Selon l’ENM de 2011, 13,7 millions de Canadiens âgés de 25 ans et plus avaient fait des études postsecondaires, y compris quelque 400 000 diplômés de programmes d’arts visuels et d’arts de la scène (396 400, ou 2,9 % de tous les diplômés postsecondaires de 25 ans et plus).

De nombreux autres programmes d’études postsecondaires ont plus de diplômés dans la population active :

  • Affaires, gestion et administration publique : 22 % de tous les diplômés postsecondaires
  • Architecture, génie et technologies connexes : également 22 %
  • Santé et domaines connexes : 14 %
  • Sciences sociales, sciences du comportement et droit : 10 %
  • Éducation : 8 %
  • Services personnels, de protection et de transport : 6 %
  • Sciences humaines : 5 %
  • Mathématiques, informatique et sciences de l’information : 4 %
  • Sciences de la vie, sciences physiques et technologies : 3 %

Il y a légèrement plus de diplômés des arts visuels et des arts de la scène que de diplômés des programmes d’agriculture, de ressources naturelles et de conservation (2,2 % de tous les diplômés de 25 ans et plus).

Information démographique au sujet des diplômés des arts visuels et des arts de la scène

Les diplômés des programmes d’arts visuels et d’arts de la scène ont une nette préférence pour les programmes de niveau collégial et universitaire :

  • 9 % ont obtenu un certificat ou un diplôme d’apprentissage ou de métier.
  • 43 % ont obtenu un diplôme ou certificat d’un cégep, d’un collège ou d’un établissement non universitaire.
  • 10 % ont obtenu un certificat ou un diplôme inférieur au baccalauréat.
  • 38 % ont obtenu un certificat ou un diplôme universitaire de niveau baccalauréat ou supérieur (soit 28 % de titulaires de baccalauréat et 10 % d’un diplôme ou certificat supérieur au baccalauréat).

La proportion de femmes diplômées des programmes d’arts visuels et d’arts de la scène (59 %) est supérieure à celle des femmes diplômées dans l’ensemble des programmes postsecondaires (51 %).

La proportion des femmes diplômées est supérieure à la proportion de femmes dans la population active. C’est vrai pour les diplômées des programmes d’arts visuels et d’arts de la scène ainsi que pour toutes les diplômées. Comme le démontre la figure 4, les femmes constituent 51 % des diplômés postsecondaires mais seulement 48 % de la population active. De façon semblable, 59 % des diplômés des programmes d’arts visuels et d’arts de la scène sont des femmes, alors qu’elles ne constituent que 51 % des artistes dans la population active.

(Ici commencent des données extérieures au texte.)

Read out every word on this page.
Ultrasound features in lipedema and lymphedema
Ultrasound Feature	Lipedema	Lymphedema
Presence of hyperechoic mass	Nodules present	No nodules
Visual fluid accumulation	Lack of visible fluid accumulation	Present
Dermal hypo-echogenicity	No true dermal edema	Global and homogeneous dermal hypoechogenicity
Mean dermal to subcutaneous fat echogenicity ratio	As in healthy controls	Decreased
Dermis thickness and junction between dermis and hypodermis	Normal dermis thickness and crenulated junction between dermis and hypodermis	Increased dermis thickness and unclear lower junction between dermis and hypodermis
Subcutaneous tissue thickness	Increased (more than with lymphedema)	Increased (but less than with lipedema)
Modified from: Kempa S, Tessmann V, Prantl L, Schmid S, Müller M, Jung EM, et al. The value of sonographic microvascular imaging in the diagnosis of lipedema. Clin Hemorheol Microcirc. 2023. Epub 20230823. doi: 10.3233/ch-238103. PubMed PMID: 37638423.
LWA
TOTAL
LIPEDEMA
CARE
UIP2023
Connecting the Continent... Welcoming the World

Les jeunes semblent particulièrement friands des programmes d’arts visuels et d’arts de la scène. Les diplômés de ces programmes ont beaucoup plus tendance à être âgés de moins de 35 ans que l’ensemble des diplômés postsecondaires :

  • Trente-et-un pour cent des diplômés des arts ont de 25 à 34 ans, comparativement à 22 % de tous les diplômés.
  • Vingt-trois pour cent des diplômés des arts ont de 35 à 44 ans, le même pourcentage que l’ensemble des diplômés.
  • Vingt-deux pour cent des diplômés des arts ont de 45 à 54 ans, comparativement à 24 % de tous les diplômés.
  • Quinze pour cent des diplômés des arts ont de 55 à 64 ans, comparativement à 18 % de tous les diplômés.
  • Dix pour cent des diplômés des arts ont 65 ans et plus, comparativement à 14 % de tous les diplômés.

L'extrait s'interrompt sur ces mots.